To hear Mirren tell it,
“UNDERNEATH THE LAUGHS AND BURSTS OF VIOLENCE, RED 2 IS ABOUT SOMETHING SUBSTANTIAL. AT ITS HEART, THE MOVIE IS A LOOK AT HOW TOUGH IT IS TO GROW OLD.”
“These are old professionals,” says Mirren. “They are retired, extremely dangerous people with a depth of knowledge and professionalism and world weariness that makes them very phlegmatic and down-to- earth. It’s lovely to play that.”
“At the same time, [they exude] the resentfulness that one gets as one gets older and people are sidelining you and not paying sufficient respect to the amount of work you’ve done and the knowledge you have.”
“It’s very annoying to be condescended to by younger people and that’s what these people are all about – proving themselves.”
At 67, Mirren doesn’t have much left to prove. She’s one of the most acclaimed actresses in Hollywood, with an Oscar for The Queen as well as three more nominations for The Madness of King George, Gosford Park and The Last Station. She’s earned the Best Actress prize twice at the Cannes Film Festival for The Madness of King George and Cal. And she’s netted four Emmys and six more nominations.
In addition to enjoying professional success, Mirren has been married to director Taylor Hackford (Ray, Parker) for the last 16 years. They’ve been together since he directed her in White Nights back in 1985.
“We had the advantage of [finding each other] quite late in life,” says Mirren. “I said, ‘I can’t believe we didn’t get together when we were in our 20s. We’ve missed all that time,’ and he said, ‘If we got together when we were in our 20s, we wouldn’t be together now’ and he is absolutely right.”
“When we were in our 20s, both of us were pursuing our goals and our professions and there wasn’t room in either of our lives for a relationship. We were very lucky that we met when we did.”
Another key to the couples’ happy marriage is the unconditional support they give each other.
“There’s no criticism,” says the actress. “We get enough of that, professionally speaking, in the world. We get brickbats thrown at us all the time so to each other, we are both fantastic. In terms of work, we say ‘it was darling or brilliant.’ That’s all I want to hear from Taylor and vice versa.”

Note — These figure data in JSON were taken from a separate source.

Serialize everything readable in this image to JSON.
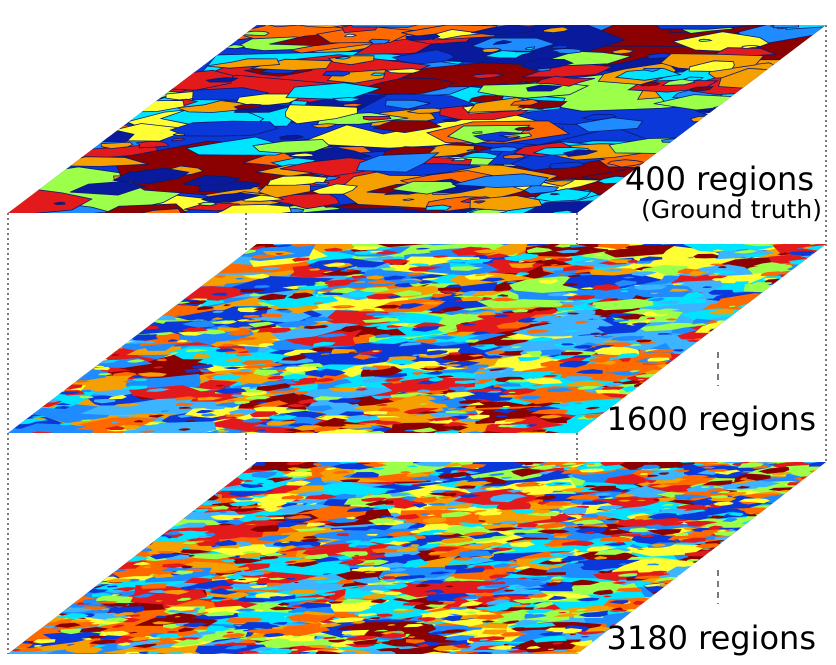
{
  "figure": {
    "layers": [
      {
        "label": "400 regions",
        "sublabel": "(Ground truth)",
        "palette": [
          "#f5a000",
          "#0b38d8",
          "#1e8cff",
          "#00e5ff",
          "#9cff4a",
          "#e31a1c",
          "#ff6a00",
          "#8b0000",
          "#ffff33",
          "#0a1a9c"
        ]
      },
      {
        "label": "1600 regions",
        "sublabel": "",
        "palette": [
          "#0b38d8",
          "#1e8cff",
          "#00e5ff",
          "#9cff4a",
          "#e31a1c",
          "#ff6a00",
          "#f5a000",
          "#8b0000",
          "#ffff33",
          "#3cb4ff"
        ]
      },
      {
        "label": "3180 regions",
        "sublabel": "",
        "palette": [
          "#0b38d8",
          "#1e8cff",
          "#00e5ff",
          "#9cff4a",
          "#e31a1c",
          "#ff6a00",
          "#f5a000",
          "#8b0000",
          "#ffff33",
          "#3cb4ff"
        ]
      }
    ],
    "connector_color": "#333333"
  }
}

While Victoria might be happily retired from MI:5, Mirren can’t imagine giving up show business to spend her days puttering around Costco.
“I do love Costco,” she says with a laugh. “But Home Depot is really my place. They know me by name in Home Depot.”
But that doesn’t mean Mirren is looking to retreat from Hollywood.
“My husband and I have been building this house in Italy that’s sort of our retirement dream house but actually, in reality, [it’s debatable] if we will ever actually [retire],” she says.
“It’s hard to let go of our business. It’s hard to let go of the creativity involved. It’s also hard to let go of the attention that you get. You don’t think that you’re addicted to, or in love with, that attention. You think it doesn’t mean anything until suddenly you don’t get it anymore.”